If this is not five Chili strange…I really don’t know what is. Everyone it seems to assume everyone already knows what love is….and that is the tragedy of our age. That is why so many relationships start only to fizzle out…that is also why there are so many divorces.

Wonder no more why most people don’t know what is love…..the funny thing is without knowing more about it that doesn’t seem to stop enormous numbers of people from searching for love.

So now we are in a very curious position in society. Most people don’t know what love actually is, but since they think they know what it is or maybe they believe the other side knows more about it – so they go into it!

This is how ignorance works. The less people know about a thing. The more stubbornly they hold on to it.

So let me share with you my personal version of what is and is not love and maybe you decide for yourself whether it makes sense. It first has to begin with knowing yourself. If you do not know who you really are, you cannot be in love. You only have the illusion that you are in love. That is why I often tell people who don’t know who they are…better you avoid love completely, don’t go there and just devote all your time to the scramble club or playing Pokemon Go.

Because if you don’t know who you really are. You will fear and fear will drive you to seek the worse possible version of what you believe to be love that will ultimately lead to suffering and unfulfilled yearnings.

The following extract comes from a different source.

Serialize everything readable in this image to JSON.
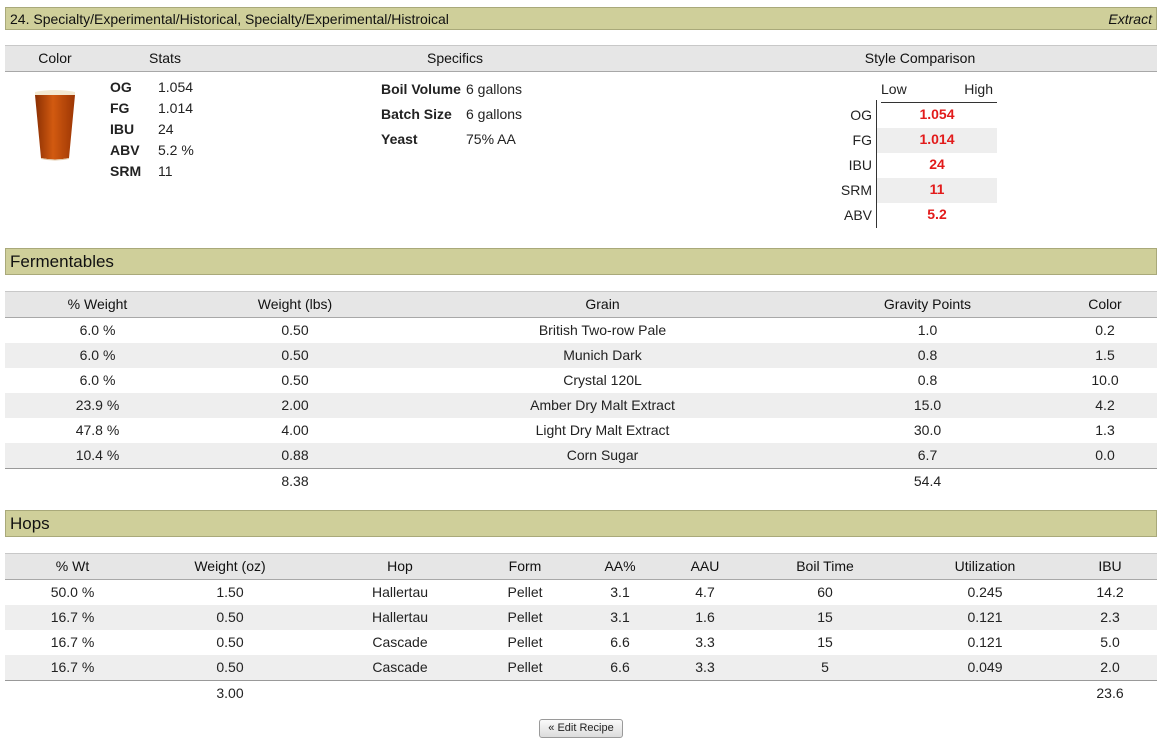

Fear is the perfect mirror opposite of love. Hate is not the opposite of love, as most believe. Hate has nothing whatsoever to do with love.

The true opposite of love is actually fear. And that is why fear is perfect destroyer of love. As when one seeks love in fear. That love can never expand and grow, in fear love between two people can only die. It is like slow acting poison.

In fear self doubt will creep in, it is only a matter of time, even in the best relationships…it will… that is why fearful people in love are always clingy. They all without exception Velcro people…always want you to be beside them like their favorite side table. Furniture…to be there. Always. That is why insecure and fearful men look for level headed girls so that they can put their Tiger Beer and crackers on while they watch Football on TV. They will never dare to go for girls who can commune with their minds…that they fear most…real relationships. So they settle instead for furniture. A prosthetic.

In fear one doubts. One can only. However in love one trusts. In fear one equates separation and distance as a form of suffering. A form of virtual reality. In love separation is never an issue; in fear there is a need to posses and control and regulate to fashion the other person to be your God of the ideal. In love there is no need to posses, it is about appreciation, no control is necessary, it is about freedom. In fear there are endless expectations based on what must come to past in the future. In love there is no expectation as there is no need to control your other half in such a way where you would even need them to make you whole and complete…..you are already complete without your other significant half…so what is there to put in a box …that is the difference between love and fear.’